Strengthening Yen Hits the GBP/JPY Pair Hard…

gbpjpy

The GBP/JPY currency pair is trading at 156.2565, up 1.10% for the day on Monday, 9 May 2016. For the year to date, the currency pair has shed 11.86%, as evidenced by the strong gains made by the Japanese yen. Bank of Japan policy, vis-à-vis Abenomics has resulted in a rapidly appreciating Japanese yen and a poorly performing Nikkei 225 index. The Japanese stock market has reversed direction, owing to the pressures being brought to bear on the export potential of Japanese companies with a strong yen. The sharp appreciation of the yen is evident in the above chart, where it dropped from a 52-week high of 195.8851 in December 2015 to a 52-week low of 151.6828 in April 2016.

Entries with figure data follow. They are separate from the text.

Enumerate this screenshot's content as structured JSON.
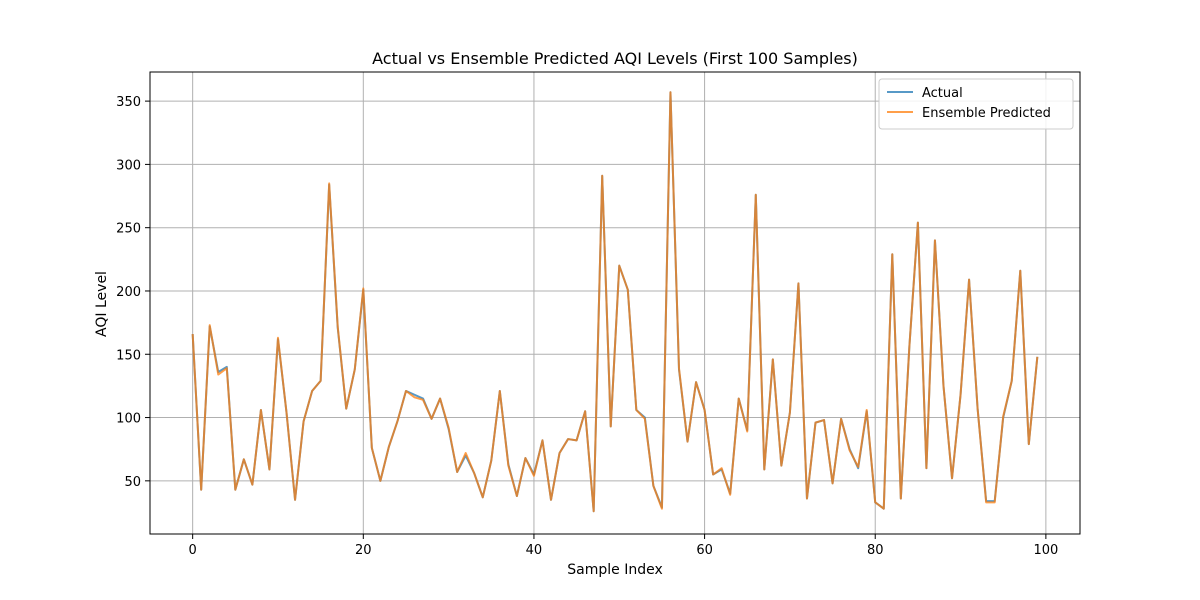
{
  "chart_data": {
    "type": "line",
    "title": "Actual vs Ensemble Predicted AQI Levels (First 100 Samples)",
    "xlabel": "Sample Index",
    "ylabel": "AQI Level",
    "xlim": [
      -5,
      104
    ],
    "ylim": [
      8,
      373
    ],
    "xticks": [
      0,
      20,
      40,
      60,
      80,
      100
    ],
    "yticks": [
      50,
      100,
      150,
      200,
      250,
      300,
      350
    ],
    "grid": true,
    "legend_position": "top-right",
    "series": [
      {
        "name": "Actual",
        "color": "#1f77b4",
        "values": [
          166,
          43,
          172,
          136,
          140,
          43,
          67,
          47,
          106,
          59,
          162,
          104,
          35,
          97,
          121,
          129,
          284,
          171,
          107,
          138,
          201,
          76,
          50,
          77,
          97,
          121,
          118,
          115,
          99,
          115,
          91,
          57,
          70,
          56,
          37,
          66,
          121,
          63,
          38,
          68,
          55,
          82,
          35,
          72,
          83,
          82,
          105,
          26,
          291,
          93,
          220,
          201,
          106,
          100,
          46,
          29,
          357,
          138,
          81,
          128,
          106,
          55,
          59,
          40,
          115,
          90,
          276,
          59,
          146,
          62,
          104,
          206,
          36,
          96,
          98,
          48,
          99,
          75,
          60,
          105,
          33,
          28,
          229,
          36,
          156,
          254,
          60,
          240,
          125,
          52,
          118,
          209,
          107,
          34,
          34,
          100,
          129,
          216,
          79,
          148
        ]
      },
      {
        "name": "Ensemble Predicted",
        "color": "#ff7f0e",
        "values": [
          166,
          43,
          173,
          134,
          139,
          43,
          67,
          47,
          106,
          59,
          163,
          104,
          35,
          97,
          121,
          129,
          285,
          172,
          107,
          138,
          202,
          76,
          50,
          77,
          97,
          121,
          116,
          114,
          99,
          115,
          92,
          57,
          72,
          56,
          37,
          66,
          121,
          62,
          38,
          68,
          54,
          82,
          35,
          72,
          83,
          82,
          105,
          26,
          291,
          93,
          220,
          201,
          106,
          99,
          46,
          28,
          357,
          139,
          81,
          128,
          106,
          55,
          60,
          39,
          115,
          89,
          276,
          59,
          146,
          62,
          104,
          206,
          36,
          96,
          98,
          48,
          99,
          74,
          61,
          106,
          33,
          28,
          229,
          36,
          156,
          254,
          60,
          240,
          125,
          52,
          118,
          209,
          107,
          33,
          33,
          101,
          129,
          216,
          79,
          148
        ]
      }
    ]
  }
}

This currency pair is often termed the ‘Dragon’, owing to its high volatility in price movement. This is especially true when compared to other currency pairs which do not show nearly as much movement on a day-to-day basis. Because of these wild fluctuations in relative pricing between the British pound and the Japanese yen, traders stand to gain or lose substantial sums of money. Granted, there has been a smidgen of stabilization taking place in March and early April 2016, with the currency pair trading in a tight range between 159 and 163 for the most part. Late April and May have seen the JPY appreciating strongly against the GBP with a sharp drop from the 162.5 handle all the way down to the 155 support level. Consider for a moment that this currency pair shed 7,000 pips at the height of the financial crisis back in 2008.

gbpjpy chart

That having been said, the volatility of this pair is not restricted to the 2008 global financial crisis – it is an ongoing phenomenon. Volatility is ideal for currency traders in that it presents highly profitable opportunities. The GBP/JPY pair does not offer smooth movement in any direction – that is why it is imperative to understand the factors that drive the GBP higher against the yen or vice versa. Traders typically use stop loss orders with this pair as a result of its volatility. One of the best strategies to employ with this pair is identifying support and resistance levels, and based on the current trends they appear to be holding around the 163 resistance level and the 155 support level. Of course there are R1, R2 and R3 resistance levels and S3, S2 an S1 support levels to consider when technical trading specs are factored in. While this currency pair can move significantly in terms of pips, the downside risk is ever present and careful management of your trading activity with the pair is essential.